Она исчезала не в воздух, а в него – в его кожу, в его поры, в его дыхание. Как будто её цель была не в том, чтобы обладать им, а чтобы остаться внутри, раствориться в нём, стать его частью. Павел ощущал, как жидкость медленно впитывается, словно грязь, вмятая в ткань, которую больше нельзя отстирать.
И только после этого – полного слияния, последнего булькающего всплеска – всё вдруг затихло, как будто кто—то оборвал плёнку с шумом, оставив за ней пустоту без звуков, без дыхания, без жизни.
Тишина накатила тяжело, словно давлением изнутри. Никаких следов. Никаких голосов. Только его дыхание – прерывистое, с судорогами. Он не мог понять, прошло ли время или всё ещё тянется одна и та же минута, замкнутая на петле повторения. Он лежал, не шевелясь, словно если сдвинется – всё начнётся сначала, и только тогда Павел, собрав остатки воли, закрыл глаза, пытаясь отсечь хотя бы зрение от реальности, которую уже невозможно было ни отрицать, ни выдержать.
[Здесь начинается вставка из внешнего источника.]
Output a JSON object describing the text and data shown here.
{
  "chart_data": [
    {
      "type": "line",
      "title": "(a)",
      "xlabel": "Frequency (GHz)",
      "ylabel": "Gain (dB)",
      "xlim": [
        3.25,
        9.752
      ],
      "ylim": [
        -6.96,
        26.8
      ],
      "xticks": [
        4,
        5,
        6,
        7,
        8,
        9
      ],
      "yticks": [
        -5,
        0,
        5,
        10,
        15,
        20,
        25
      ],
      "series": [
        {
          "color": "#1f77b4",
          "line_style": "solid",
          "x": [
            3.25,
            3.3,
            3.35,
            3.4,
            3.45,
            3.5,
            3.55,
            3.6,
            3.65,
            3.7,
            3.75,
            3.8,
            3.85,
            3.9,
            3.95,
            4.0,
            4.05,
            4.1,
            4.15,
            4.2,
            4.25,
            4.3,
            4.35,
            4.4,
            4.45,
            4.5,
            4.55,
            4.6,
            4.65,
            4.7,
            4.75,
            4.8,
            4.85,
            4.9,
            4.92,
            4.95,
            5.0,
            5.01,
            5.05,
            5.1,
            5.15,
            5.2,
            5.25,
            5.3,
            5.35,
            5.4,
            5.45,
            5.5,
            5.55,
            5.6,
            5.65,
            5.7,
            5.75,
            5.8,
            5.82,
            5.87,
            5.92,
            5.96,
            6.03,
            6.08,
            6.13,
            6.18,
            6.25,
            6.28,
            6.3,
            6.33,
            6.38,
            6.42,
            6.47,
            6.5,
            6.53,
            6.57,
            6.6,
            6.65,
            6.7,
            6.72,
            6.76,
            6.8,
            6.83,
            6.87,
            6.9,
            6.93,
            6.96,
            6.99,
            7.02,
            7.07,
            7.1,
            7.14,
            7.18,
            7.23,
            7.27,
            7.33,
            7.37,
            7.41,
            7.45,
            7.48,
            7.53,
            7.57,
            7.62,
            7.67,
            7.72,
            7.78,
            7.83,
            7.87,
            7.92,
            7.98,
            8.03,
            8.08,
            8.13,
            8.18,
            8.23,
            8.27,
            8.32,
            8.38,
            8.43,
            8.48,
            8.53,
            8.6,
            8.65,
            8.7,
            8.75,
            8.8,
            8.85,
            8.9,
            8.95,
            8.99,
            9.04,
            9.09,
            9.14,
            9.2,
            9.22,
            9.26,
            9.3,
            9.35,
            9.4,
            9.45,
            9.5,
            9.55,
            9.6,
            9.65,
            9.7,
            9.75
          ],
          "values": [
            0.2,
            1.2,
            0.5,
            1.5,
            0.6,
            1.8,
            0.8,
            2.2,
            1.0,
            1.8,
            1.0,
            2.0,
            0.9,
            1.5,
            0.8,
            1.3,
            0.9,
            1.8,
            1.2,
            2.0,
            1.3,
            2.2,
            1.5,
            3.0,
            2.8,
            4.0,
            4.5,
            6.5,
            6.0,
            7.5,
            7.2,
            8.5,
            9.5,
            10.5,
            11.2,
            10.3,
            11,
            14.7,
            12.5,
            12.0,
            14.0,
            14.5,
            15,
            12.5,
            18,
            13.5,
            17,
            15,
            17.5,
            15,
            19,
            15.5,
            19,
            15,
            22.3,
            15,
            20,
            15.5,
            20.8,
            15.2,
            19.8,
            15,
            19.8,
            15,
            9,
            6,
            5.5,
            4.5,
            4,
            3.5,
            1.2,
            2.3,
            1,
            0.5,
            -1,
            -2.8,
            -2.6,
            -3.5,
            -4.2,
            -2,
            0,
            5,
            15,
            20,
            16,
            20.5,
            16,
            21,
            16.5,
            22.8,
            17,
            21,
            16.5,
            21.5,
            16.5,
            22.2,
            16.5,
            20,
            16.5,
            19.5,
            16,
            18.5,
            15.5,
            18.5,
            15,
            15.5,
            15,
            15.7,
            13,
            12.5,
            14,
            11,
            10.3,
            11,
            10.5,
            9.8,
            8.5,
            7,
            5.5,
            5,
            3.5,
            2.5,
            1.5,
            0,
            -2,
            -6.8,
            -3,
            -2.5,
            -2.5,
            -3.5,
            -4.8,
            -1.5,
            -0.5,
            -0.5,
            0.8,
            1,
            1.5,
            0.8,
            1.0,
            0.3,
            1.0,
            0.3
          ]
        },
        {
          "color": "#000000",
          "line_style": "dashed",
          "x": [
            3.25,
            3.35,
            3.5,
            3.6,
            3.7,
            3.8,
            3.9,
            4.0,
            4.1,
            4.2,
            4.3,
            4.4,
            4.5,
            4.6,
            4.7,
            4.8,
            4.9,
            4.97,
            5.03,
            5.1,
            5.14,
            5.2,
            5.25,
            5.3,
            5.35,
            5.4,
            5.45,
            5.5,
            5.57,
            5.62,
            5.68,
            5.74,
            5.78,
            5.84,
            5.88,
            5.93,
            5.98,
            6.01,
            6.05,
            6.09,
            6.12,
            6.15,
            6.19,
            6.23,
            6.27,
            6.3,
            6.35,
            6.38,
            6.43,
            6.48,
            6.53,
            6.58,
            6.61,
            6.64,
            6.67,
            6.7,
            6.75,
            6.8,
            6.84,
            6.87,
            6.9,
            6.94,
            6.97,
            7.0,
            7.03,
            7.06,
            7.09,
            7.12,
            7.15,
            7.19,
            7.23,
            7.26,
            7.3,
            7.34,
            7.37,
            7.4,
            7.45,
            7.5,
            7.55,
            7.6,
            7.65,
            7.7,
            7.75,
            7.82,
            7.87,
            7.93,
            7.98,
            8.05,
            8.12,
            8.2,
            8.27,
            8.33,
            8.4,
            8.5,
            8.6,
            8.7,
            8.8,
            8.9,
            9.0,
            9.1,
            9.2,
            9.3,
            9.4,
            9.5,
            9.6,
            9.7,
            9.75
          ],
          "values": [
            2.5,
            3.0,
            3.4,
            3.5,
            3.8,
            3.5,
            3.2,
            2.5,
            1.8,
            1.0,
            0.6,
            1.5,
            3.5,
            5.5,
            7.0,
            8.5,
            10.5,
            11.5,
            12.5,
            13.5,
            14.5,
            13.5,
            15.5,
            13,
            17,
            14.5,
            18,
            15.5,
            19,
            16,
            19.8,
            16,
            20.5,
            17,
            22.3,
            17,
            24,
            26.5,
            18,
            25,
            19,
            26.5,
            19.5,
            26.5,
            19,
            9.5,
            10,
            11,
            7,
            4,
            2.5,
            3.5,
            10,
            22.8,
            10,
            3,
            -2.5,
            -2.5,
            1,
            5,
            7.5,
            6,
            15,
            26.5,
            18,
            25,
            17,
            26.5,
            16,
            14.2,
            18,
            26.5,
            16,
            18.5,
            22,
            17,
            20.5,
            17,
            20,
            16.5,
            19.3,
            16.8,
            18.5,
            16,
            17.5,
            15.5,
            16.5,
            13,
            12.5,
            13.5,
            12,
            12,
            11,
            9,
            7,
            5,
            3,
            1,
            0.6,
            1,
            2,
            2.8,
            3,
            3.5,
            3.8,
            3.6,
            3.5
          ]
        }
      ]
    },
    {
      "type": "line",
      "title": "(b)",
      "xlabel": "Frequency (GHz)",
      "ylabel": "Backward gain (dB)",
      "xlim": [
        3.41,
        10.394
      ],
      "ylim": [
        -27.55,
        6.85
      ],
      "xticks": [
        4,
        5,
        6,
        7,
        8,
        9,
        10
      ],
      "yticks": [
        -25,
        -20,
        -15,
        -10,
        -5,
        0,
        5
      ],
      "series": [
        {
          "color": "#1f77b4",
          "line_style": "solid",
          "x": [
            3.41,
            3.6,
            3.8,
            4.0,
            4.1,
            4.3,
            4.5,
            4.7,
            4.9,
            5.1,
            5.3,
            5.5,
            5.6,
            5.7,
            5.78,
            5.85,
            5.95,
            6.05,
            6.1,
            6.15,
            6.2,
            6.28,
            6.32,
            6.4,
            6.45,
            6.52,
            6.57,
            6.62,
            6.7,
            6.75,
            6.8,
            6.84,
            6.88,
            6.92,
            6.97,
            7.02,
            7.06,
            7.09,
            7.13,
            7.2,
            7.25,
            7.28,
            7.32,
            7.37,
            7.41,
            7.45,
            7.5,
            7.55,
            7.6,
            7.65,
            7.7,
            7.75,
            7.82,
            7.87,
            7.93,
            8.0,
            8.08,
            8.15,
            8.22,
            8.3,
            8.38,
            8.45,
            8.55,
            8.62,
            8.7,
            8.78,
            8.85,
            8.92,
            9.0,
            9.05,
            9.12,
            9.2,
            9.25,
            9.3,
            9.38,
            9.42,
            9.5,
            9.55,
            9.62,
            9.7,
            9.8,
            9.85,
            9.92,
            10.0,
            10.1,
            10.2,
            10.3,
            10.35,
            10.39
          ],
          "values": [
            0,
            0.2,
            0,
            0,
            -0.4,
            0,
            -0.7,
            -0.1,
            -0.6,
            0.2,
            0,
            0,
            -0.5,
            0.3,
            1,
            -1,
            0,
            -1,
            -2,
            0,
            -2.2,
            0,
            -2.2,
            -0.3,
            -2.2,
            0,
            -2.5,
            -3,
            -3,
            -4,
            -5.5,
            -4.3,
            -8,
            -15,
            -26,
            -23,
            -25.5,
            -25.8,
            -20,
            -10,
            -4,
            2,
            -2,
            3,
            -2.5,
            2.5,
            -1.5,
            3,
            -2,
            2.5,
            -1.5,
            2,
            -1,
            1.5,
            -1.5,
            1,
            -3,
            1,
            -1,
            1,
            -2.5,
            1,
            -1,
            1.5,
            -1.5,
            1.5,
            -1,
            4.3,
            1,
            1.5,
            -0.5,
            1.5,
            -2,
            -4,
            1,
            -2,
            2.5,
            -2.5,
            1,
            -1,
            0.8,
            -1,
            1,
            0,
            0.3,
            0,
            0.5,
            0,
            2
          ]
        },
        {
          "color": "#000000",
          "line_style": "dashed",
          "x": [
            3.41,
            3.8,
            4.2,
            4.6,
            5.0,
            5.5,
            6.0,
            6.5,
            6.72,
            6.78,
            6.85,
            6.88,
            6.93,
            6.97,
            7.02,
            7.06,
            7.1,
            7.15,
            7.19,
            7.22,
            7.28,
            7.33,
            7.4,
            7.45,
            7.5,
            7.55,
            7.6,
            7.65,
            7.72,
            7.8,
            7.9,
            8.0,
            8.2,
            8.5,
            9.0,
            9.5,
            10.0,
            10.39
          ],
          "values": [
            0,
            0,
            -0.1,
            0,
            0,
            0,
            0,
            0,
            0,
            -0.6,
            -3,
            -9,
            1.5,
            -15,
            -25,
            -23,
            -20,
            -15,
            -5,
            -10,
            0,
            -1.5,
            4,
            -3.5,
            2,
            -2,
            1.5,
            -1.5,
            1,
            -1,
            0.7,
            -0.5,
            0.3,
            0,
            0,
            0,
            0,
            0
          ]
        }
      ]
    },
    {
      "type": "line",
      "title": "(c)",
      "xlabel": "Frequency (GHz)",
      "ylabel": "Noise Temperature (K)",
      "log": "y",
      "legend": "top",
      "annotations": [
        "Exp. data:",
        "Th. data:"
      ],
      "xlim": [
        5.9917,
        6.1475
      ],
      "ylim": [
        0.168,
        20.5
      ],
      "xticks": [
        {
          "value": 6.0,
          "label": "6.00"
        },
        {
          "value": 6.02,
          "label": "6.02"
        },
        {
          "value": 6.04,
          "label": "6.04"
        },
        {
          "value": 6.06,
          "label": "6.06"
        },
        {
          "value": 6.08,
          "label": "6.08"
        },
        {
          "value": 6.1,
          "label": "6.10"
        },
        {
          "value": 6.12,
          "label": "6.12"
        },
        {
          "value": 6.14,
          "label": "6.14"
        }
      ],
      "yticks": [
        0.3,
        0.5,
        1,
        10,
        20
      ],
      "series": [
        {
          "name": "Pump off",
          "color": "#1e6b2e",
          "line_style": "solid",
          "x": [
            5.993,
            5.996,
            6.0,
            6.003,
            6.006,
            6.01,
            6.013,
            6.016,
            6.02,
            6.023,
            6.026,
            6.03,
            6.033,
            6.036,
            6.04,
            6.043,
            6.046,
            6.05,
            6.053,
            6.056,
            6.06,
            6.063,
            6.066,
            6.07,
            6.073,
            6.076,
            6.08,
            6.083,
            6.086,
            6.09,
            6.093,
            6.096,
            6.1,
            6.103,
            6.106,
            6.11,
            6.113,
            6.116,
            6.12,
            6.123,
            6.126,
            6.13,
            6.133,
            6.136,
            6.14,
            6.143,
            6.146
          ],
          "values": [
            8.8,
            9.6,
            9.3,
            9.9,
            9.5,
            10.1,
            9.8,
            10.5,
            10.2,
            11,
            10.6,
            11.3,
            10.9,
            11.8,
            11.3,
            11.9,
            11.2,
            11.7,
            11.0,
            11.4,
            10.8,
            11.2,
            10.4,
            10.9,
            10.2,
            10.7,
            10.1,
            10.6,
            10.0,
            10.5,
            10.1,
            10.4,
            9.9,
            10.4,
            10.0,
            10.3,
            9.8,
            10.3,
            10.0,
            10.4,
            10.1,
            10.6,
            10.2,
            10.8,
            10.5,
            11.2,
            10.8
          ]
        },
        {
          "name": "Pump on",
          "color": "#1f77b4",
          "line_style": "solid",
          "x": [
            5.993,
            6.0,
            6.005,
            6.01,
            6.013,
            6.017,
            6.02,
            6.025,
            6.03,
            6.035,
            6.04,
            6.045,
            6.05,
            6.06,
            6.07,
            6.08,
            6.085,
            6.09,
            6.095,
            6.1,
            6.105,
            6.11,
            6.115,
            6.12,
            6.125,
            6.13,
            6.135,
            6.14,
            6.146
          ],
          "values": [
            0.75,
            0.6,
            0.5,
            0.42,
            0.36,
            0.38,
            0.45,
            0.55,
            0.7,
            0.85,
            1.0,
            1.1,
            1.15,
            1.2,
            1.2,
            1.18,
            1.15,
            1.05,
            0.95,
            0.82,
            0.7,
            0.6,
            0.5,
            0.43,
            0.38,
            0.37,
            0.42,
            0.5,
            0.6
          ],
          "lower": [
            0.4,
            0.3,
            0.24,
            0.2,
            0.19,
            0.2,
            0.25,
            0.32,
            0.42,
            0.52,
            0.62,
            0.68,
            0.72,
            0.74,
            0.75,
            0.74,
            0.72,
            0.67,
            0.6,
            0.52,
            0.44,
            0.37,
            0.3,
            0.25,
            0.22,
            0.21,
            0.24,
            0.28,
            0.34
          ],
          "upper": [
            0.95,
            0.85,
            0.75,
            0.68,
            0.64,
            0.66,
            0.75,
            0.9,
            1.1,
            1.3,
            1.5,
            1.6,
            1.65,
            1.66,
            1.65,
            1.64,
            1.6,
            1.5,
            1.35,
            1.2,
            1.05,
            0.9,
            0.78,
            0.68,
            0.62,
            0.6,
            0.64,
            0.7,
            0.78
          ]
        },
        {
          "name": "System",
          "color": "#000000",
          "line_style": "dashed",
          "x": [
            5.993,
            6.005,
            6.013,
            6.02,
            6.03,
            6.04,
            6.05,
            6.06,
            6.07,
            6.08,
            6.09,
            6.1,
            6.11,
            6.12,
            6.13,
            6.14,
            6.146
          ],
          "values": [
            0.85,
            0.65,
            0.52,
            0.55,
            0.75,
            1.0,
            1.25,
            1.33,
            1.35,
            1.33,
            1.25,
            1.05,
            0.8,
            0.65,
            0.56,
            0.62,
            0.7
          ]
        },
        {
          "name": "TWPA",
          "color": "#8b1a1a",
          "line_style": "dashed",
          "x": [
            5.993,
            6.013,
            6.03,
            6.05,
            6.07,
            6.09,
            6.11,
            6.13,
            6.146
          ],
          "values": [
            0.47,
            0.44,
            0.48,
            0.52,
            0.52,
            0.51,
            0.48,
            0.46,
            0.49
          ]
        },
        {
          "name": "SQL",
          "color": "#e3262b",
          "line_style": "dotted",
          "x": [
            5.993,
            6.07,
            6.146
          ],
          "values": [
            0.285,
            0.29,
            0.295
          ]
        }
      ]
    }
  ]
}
Павел открыл глаза и увидел, что за окном уже светлеет, мир как будто снова приобрёл очертания, и первой мыслью стало: это был сон. Жуткий, болезненный, нелепый. Нереальный. Но стоило взгляду упасть на грудь, на живот, на дрожащие колени, как всё стало очевидно. Кожа покрыта липкой плёнкой, глянцевитой, с запахом прелости, похожим на испарения со дна пруда, в котором гниёт что—то забытое.
Павел ощутил, как где—то внутри просыпается паника. Медленно, как поднимается вода в лифтовой шахте – сначала по лодыжки, потом по пояс, потом выше. Тело дрожало. Плечи подрагивали, грудная клетка сжималась, как будто внутри неё кто—то бился. Он попытался сесть, но не смог. Его расплющило в матрасе – не физически, а психологически. Как будто тяжесть произошедшего не отпускала, а придавливала сверху.
Всё жгло. Кожа горела в местах, где старуха оставила следы – не от царапин, а от касаний. Каждый сантиметр казался меткой. Следом. Якорем. Внутри – пустота. Не та, что приносит облегчение, а та, что разрастается и ест изнутри. Страх, смешанный с унижением, с отвращением к себе, с невозможностью поверить, что это было на самом деле.